In December 1915, under Publisher R.M. Park, the Watchman purchased the paper’s first linotype machine and effectively made the switch from the antiquated and slow handset method of setting type to linotype or hot type.

In the later half of the 1900s, “cut and paste” style production gave way to computers and digital mock-ups. Today reporters write and edit photos, and editors proofread and lay out stories, entirely on computers. The Watchman originally printed its newspapers in house, but today digital PDF pages are sent to Longview for printing. The Watchman also publishes stories online for those readers who don’t want a physical copy.

Tom Bowers may have relied on word of mouth for stories, but later editors found telephones to be a great way to gather information, and then faxes, email and social media. As always, the best way Watchman reporters have done their jobs is by simply being out in their community instead of locked inside the office. There’s no substitute for being in the room where something happens.

Photographic reproduction in newspapers did not become a reality until 1880, and indeed up through the first half of the 1900s was mostly confined to national items.
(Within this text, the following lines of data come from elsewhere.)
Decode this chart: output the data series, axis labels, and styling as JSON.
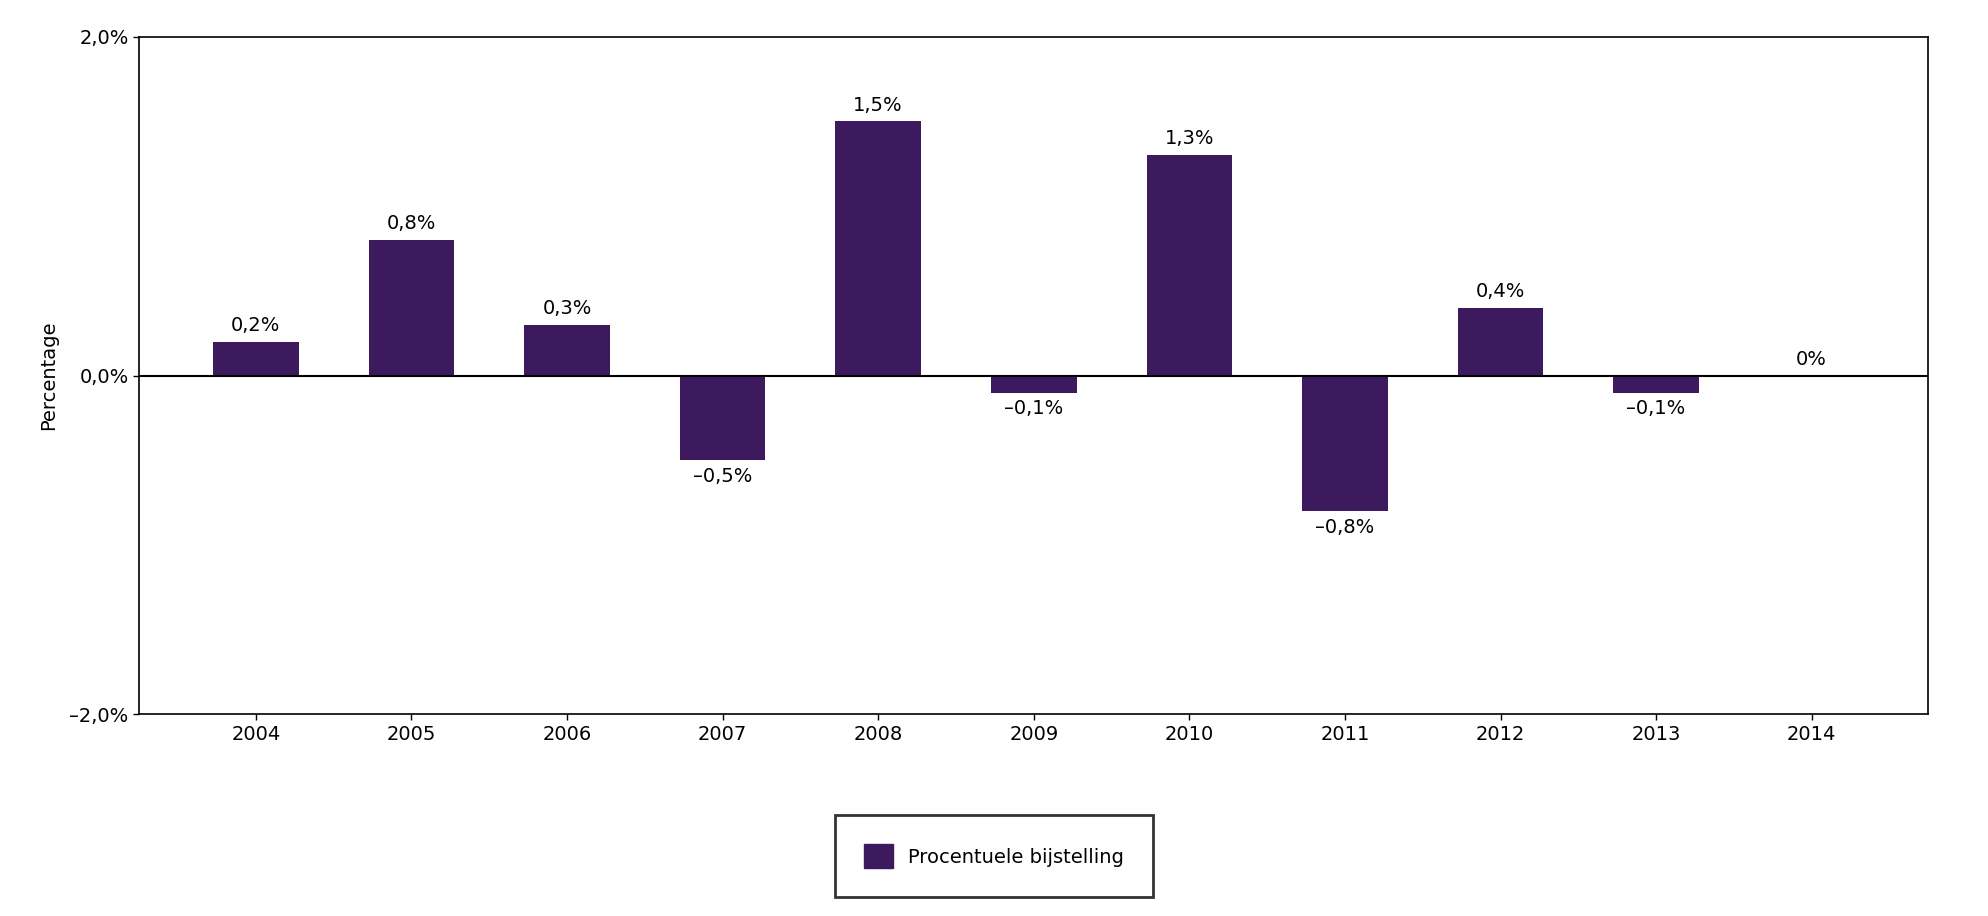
{
  "categories": [
    "2004",
    "2005",
    "2006",
    "2007",
    "2008",
    "2009",
    "2010",
    "2011",
    "2012",
    "2013",
    "2014"
  ],
  "values": [
    0.2,
    0.8,
    0.3,
    -0.5,
    1.5,
    -0.1,
    1.3,
    -0.8,
    0.4,
    -0.1,
    0.0
  ],
  "labels": [
    "0,2%",
    "0,8%",
    "0,3%",
    "–0,5%",
    "1,5%",
    "–0,1%",
    "1,3%",
    "–0,8%",
    "0,4%",
    "–0,1%",
    "0%"
  ],
  "bar_color": "#3d1a5e",
  "background_color": "#ffffff",
  "ylabel": "Percentage",
  "ylim": [
    -2.0,
    2.0
  ],
  "yticks": [
    -2.0,
    0.0,
    2.0
  ],
  "ytick_labels": [
    "–2,0%",
    "0,0%",
    "2,0%"
  ],
  "legend_label": "Procentuele bijstelling",
  "label_fontsize": 14,
  "tick_fontsize": 14,
  "ylabel_fontsize": 14,
  "legend_fontsize": 14,
  "bar_width": 0.55
}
Local photography first was published in the 1930s by Neal Estes, but it was the late 1950s before the investment in photographic and reproduction equipment necessary for regular local photo coverage was made by

U.O. Clements. From the ‘50s until the early 2000s, photos were taken on film negatives, often in the darkroom at the back of the Watchman building. Today we have the luxury of digital cameras, where taking hundreds of photographs at a single event is possible.